Pellet reviews of some recently released books of interest.
Barbara Jane Davy’s “Introduction to Pagan Studies” is an essential overview and distillation of current academic thought concerning the history, beliefs, and practices of modern Paganism. Accessible and written as an introductory textbook, Davy provides an excellent starting point to people wanting to know more about Paganism, and to Pagans wanting to explore the burgeoning realm of Pagan Studies. Highly recommended, and I’m not just saying that because my writing is referenced in one of the chapters.

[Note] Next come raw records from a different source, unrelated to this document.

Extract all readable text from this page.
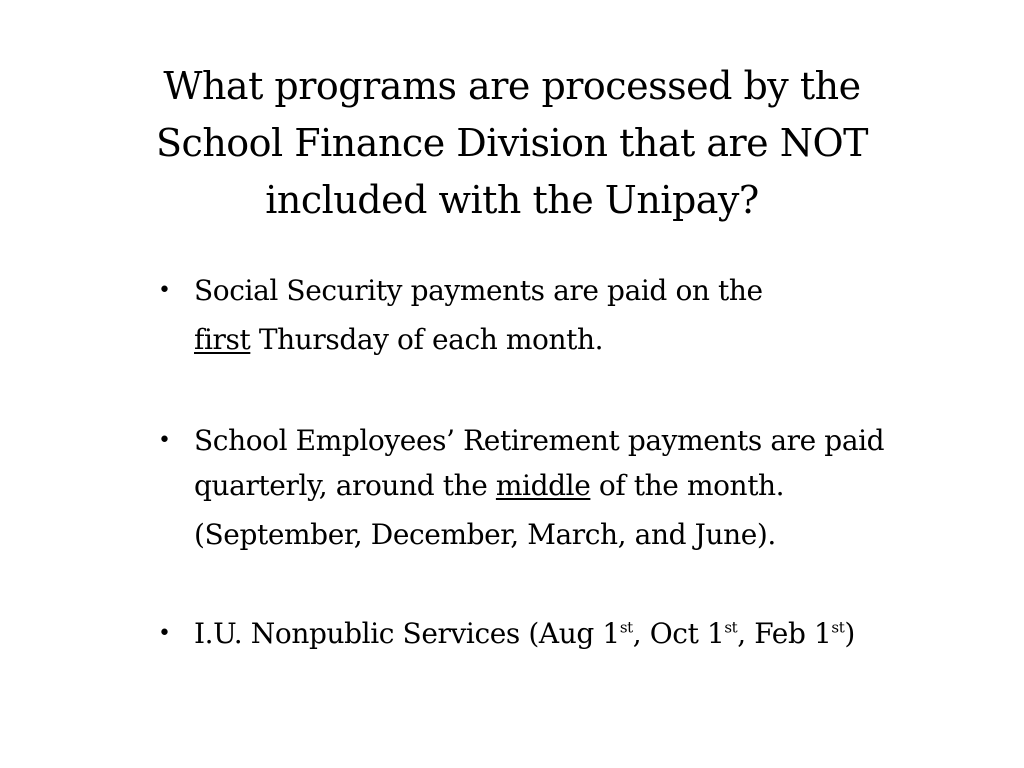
What programs are processed by the
School Finance Division that are NOT
included with the Unipay?
• Social Security payments are paid on the
first Thursday of each month.
• School Employees’ Retirement payments are paid
quarterly, around the middle of the month.
(September, December, March, and June).
• I.U. Nonpublic Services (Aug 1st, Oct 1st, Feb 1st)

“Savage Breast: One Man’s Search For the Goddess” by Tim Ward, is an unflinching look into one man’s psyche as he goes on a quest for the divine feminine. Ward travels the world investigating holy sites dedicated to ancient goddesses, while working out his own personal issues with women along the way. I don’t say “unflinching” lightly, Ward goes through some pretty ugly emotional purging and realizations about how he has viewed women, and ultimately comes to feel that the absence of goddesses has created an unhealthy cultural and spiritual imbalance that must be corrected. This is a uniquely powerful and emotionally honest work.
Lisa McSherry’s book “Magickal Connections: Creating a Lasting and Healthy Spiritual Group” tackles the thorny issue of Pagan group dynamics and offers some solid advice in building and maintaining spiritual groups. McSherry draws from a variety of sources both religious and secular (including the excellent “Antagonists in the Church”) to help overcome common problems found within the small worship and ritual groups that typify our communities. This is a wonderfully functional and useful book that deserves wider attention.
America’s religious illiteracy is becoming dangerous, and something needs to be done. That is the basic thesis of Stephen Prothero’s “Religious Literacy: What Every American Needs to Know–And Doesn’t”. Prothero’s book looks at the roots of our country’s religious illiteracy (and measures equal blame to both the idealogical “left” and “right”) and advocates for a renewed commitment in our public schools to religious education. Prothero envisions a “fourth R” (religion) to help students grapple with the religious underpinnings of important social and political issues that face us today. While I do quibble a bit with how “literate” in religion early Americans truly were, I do agree that classes dealing with the prominent religions in our world are increasingly necessary. But the needed compromise between the secular left and Religious Right to make Prothero’s proposals happen may not be coming any time soon.